Koreański pies-robot przebiegł maraton bez ładowania

Redaktor NetMaster
Redaktor NetMaster
2 min. czytania

Inżynierowie z Korea Advanced Institute of Technology (KAIST) zorganizowali udział psiego robota RAIBO2 w dwudziestym drugim maratonie Sangju Dried-Persimmon. Wymagało to szeregu trudnych rozwiązań technicznych.

Zwycięzca ostatniego wyścigu – mężczyzna – przebiegł maraton 42 km 195 m w 2 godziny 36 minut i 32 sekundy; robot RAIBO2 pokonał tę odległość w 4 godziny 19 minut i 52 sekundy. Na jednym ładowaniu akumulatora samochód pokonał wymagany dystans, w tym dwa podjazdy na dystansie 50 metrów. Trasa ze zmianami wysokości nie była łatwa dla psa-robota – trudny teren oznacza „nieprzewidziane straty w wydajności”. Wykorzystując uczenie się przez wzmacnianie w środowisku symulacyjnym RaiSim, młodzi naukowcy zadbali o to, aby RAIBO2 był w stanie stabilnie poruszać się po zboczach i oblodzonych drogach. Pierwsza generacja RAIBO potrafiła chodzić po piasku.

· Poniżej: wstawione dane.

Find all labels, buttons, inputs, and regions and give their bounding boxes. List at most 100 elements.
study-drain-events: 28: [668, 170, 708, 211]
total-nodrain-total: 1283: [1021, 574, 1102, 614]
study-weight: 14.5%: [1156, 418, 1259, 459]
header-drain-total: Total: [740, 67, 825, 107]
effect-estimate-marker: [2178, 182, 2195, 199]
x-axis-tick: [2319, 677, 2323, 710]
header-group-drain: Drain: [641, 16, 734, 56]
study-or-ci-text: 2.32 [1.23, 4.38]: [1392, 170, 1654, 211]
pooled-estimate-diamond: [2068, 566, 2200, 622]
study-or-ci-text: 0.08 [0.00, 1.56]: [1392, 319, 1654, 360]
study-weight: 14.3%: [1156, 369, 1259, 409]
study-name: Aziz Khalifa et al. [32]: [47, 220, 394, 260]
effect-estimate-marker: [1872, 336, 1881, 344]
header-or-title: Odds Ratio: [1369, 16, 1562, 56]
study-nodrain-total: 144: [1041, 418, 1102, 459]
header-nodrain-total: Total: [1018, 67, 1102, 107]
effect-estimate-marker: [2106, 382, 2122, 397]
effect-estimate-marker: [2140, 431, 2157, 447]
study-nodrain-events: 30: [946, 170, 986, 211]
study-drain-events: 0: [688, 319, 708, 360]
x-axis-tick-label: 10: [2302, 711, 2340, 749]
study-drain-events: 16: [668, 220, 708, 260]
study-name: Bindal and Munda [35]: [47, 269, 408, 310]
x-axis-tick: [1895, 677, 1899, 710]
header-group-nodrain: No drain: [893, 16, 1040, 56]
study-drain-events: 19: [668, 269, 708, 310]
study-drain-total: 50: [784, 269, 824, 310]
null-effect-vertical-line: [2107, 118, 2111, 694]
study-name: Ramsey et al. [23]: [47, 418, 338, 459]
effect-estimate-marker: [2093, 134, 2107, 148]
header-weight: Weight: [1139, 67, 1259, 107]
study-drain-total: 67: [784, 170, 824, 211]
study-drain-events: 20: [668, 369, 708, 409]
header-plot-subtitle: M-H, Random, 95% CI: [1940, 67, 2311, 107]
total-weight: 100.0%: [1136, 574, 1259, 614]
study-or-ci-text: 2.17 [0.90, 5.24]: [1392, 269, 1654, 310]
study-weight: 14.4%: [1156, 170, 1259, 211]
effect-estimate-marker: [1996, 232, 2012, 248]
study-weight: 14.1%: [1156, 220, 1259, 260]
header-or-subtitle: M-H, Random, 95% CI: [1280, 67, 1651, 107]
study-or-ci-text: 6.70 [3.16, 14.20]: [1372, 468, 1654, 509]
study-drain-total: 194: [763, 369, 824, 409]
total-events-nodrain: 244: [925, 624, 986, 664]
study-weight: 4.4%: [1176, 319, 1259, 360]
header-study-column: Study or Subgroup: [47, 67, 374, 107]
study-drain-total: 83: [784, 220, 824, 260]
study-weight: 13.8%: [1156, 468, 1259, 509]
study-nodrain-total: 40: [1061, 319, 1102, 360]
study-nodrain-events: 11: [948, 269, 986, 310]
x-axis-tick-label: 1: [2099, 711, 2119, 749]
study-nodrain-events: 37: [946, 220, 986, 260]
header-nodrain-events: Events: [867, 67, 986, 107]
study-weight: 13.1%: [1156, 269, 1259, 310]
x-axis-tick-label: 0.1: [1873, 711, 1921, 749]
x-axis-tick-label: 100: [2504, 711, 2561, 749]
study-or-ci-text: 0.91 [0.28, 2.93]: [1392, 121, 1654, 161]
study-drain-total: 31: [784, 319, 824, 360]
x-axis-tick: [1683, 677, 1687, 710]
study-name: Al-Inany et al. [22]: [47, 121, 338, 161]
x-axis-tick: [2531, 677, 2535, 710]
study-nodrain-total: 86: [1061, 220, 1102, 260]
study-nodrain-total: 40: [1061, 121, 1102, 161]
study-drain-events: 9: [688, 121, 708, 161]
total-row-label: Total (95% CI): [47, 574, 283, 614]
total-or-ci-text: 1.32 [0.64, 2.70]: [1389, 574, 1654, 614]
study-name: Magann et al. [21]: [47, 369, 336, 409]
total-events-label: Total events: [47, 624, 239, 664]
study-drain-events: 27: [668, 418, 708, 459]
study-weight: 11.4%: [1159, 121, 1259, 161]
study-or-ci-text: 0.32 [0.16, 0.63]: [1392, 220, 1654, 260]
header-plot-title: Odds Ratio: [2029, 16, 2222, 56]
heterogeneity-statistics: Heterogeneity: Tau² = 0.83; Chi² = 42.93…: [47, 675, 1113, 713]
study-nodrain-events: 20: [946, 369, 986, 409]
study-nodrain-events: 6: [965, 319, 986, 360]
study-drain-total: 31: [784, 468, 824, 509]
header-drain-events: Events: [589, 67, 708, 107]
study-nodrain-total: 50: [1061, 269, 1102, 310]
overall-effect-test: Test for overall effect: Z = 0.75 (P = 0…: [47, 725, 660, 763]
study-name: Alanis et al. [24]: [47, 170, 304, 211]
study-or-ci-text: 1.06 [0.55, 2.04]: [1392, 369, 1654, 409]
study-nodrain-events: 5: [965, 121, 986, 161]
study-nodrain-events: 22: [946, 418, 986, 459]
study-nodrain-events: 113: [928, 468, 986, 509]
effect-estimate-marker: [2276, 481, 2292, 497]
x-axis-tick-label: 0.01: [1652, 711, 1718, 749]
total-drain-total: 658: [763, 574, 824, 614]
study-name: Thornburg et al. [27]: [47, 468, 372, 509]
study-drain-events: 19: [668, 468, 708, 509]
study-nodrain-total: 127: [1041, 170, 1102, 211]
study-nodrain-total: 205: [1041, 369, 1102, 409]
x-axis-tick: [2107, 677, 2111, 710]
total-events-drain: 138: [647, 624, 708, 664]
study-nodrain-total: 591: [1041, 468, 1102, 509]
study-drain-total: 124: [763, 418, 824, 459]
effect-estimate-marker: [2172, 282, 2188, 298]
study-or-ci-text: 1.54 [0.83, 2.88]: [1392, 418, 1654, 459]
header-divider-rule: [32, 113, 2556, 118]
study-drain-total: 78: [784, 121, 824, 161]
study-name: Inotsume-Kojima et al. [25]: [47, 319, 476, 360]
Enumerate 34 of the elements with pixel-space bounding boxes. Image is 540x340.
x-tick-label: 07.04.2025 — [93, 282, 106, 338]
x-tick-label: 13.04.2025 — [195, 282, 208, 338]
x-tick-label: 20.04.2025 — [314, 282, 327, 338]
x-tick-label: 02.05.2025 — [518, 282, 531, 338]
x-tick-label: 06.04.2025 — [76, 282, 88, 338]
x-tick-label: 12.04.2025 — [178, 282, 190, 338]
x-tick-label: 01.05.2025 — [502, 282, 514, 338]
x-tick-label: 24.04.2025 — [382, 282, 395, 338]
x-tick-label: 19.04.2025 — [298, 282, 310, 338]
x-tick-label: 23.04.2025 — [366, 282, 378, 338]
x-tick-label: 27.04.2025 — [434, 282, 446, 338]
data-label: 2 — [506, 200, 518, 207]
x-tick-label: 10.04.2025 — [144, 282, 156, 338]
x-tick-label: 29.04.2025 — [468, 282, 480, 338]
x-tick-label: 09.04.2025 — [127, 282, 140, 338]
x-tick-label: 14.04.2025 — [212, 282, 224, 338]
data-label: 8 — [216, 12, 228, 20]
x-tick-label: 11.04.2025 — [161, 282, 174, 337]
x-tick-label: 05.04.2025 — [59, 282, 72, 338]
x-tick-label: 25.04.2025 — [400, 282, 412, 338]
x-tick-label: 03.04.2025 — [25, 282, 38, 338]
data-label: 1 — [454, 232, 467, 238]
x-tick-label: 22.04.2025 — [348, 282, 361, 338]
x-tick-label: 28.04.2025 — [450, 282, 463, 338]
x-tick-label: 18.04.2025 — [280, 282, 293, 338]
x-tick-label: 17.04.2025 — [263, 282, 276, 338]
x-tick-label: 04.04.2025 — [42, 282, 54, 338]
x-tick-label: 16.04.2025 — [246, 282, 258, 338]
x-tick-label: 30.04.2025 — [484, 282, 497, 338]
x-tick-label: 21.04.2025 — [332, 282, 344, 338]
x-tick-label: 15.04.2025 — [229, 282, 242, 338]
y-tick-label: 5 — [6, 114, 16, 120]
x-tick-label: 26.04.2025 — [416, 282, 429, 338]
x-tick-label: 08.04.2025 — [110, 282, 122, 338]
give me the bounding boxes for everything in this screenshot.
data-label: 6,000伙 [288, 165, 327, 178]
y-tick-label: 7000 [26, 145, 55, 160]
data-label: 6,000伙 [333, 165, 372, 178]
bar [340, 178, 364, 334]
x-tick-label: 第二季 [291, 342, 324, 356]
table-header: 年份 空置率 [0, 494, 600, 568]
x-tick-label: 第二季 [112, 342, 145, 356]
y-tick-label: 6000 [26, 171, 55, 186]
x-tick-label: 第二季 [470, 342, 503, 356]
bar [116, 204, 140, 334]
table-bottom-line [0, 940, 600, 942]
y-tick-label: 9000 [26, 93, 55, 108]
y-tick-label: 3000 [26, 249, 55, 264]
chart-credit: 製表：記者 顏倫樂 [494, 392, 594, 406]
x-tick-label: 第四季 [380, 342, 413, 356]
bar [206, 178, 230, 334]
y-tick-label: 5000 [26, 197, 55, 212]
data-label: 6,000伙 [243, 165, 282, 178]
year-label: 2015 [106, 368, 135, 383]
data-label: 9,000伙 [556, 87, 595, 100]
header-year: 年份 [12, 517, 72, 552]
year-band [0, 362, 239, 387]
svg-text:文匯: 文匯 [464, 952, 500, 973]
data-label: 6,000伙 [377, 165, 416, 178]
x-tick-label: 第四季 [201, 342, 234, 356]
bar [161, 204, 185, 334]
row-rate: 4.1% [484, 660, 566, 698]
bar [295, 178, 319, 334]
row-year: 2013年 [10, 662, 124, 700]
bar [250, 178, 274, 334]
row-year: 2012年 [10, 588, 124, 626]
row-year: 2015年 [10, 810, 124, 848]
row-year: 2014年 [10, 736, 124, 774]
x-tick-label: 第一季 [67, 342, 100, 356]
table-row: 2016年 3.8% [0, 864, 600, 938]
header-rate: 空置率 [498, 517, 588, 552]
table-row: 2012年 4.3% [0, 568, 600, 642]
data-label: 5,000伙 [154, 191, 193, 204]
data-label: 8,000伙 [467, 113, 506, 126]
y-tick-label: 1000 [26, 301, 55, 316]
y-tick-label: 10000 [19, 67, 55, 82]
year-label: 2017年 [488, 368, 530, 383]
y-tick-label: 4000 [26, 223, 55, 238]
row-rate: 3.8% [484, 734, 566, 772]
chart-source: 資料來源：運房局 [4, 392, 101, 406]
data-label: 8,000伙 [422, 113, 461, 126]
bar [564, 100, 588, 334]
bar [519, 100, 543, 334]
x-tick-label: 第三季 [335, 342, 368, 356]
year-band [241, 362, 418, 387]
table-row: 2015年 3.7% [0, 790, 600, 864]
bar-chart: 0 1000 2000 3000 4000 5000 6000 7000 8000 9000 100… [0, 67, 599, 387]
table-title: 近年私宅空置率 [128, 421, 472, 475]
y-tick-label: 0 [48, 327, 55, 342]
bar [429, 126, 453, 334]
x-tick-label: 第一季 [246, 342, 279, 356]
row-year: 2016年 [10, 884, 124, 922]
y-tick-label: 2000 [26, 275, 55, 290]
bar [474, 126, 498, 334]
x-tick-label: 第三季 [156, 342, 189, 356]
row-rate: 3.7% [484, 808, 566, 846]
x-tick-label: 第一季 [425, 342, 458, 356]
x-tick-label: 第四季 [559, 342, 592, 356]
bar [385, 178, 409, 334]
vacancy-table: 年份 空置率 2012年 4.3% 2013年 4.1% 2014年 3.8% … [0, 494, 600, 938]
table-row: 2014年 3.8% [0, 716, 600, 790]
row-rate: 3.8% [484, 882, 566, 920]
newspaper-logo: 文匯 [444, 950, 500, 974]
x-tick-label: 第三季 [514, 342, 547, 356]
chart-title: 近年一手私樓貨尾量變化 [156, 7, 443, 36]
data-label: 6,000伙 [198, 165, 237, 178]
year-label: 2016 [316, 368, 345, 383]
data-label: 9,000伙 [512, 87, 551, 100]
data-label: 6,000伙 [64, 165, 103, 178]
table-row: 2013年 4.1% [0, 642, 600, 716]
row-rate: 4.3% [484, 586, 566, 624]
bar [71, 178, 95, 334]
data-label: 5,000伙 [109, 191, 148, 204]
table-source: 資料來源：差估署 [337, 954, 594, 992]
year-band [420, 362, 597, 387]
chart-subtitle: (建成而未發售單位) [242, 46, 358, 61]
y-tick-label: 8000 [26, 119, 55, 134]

Mechanizm przegubowy o wysokim momencie obrotowym pomógł RAIBO2 wychwytywać nadmiar energii podczas zjazdów, która była następnie wykorzystywana na podjazdach i na innych odcinkach szlaku. Pomoc studentom KAIST zapewnili specjaliści z firmy Raion Robotics, założonej przez jednego z profesorów instytutu: młodzi inżynierowie opracowali dla RAIBO2 system łagodzenia wibracji i wstrząsów, które mogłyby uszkodzić mechanikę maszyny; Raion Robotics zintegrowało komponenty, które zmniejszyły straty w napędzie i zwiększyły przepustowość systemu sterowania. Firma podjęła się także udoskonalenia mechaniki, elektryki, oprogramowania i sztucznej inteligencji.

Autorzy projektu planują w dalszym ciągu wchodzić do RAIBO2, aby brać udział w wyścigach maratońskich – w przyszłości samochód otrzyma autonomiczną nawigację. Projektem zainteresował się Samsung, jednak instytut nie sprecyzował, jaki wkład włożył w niego elektroniczny gigant. W praktyce podobny do psa robot posiadający takie możliwości mógłby zostać wykorzystany na terenach górskich i podczas klęsk żywiołowych.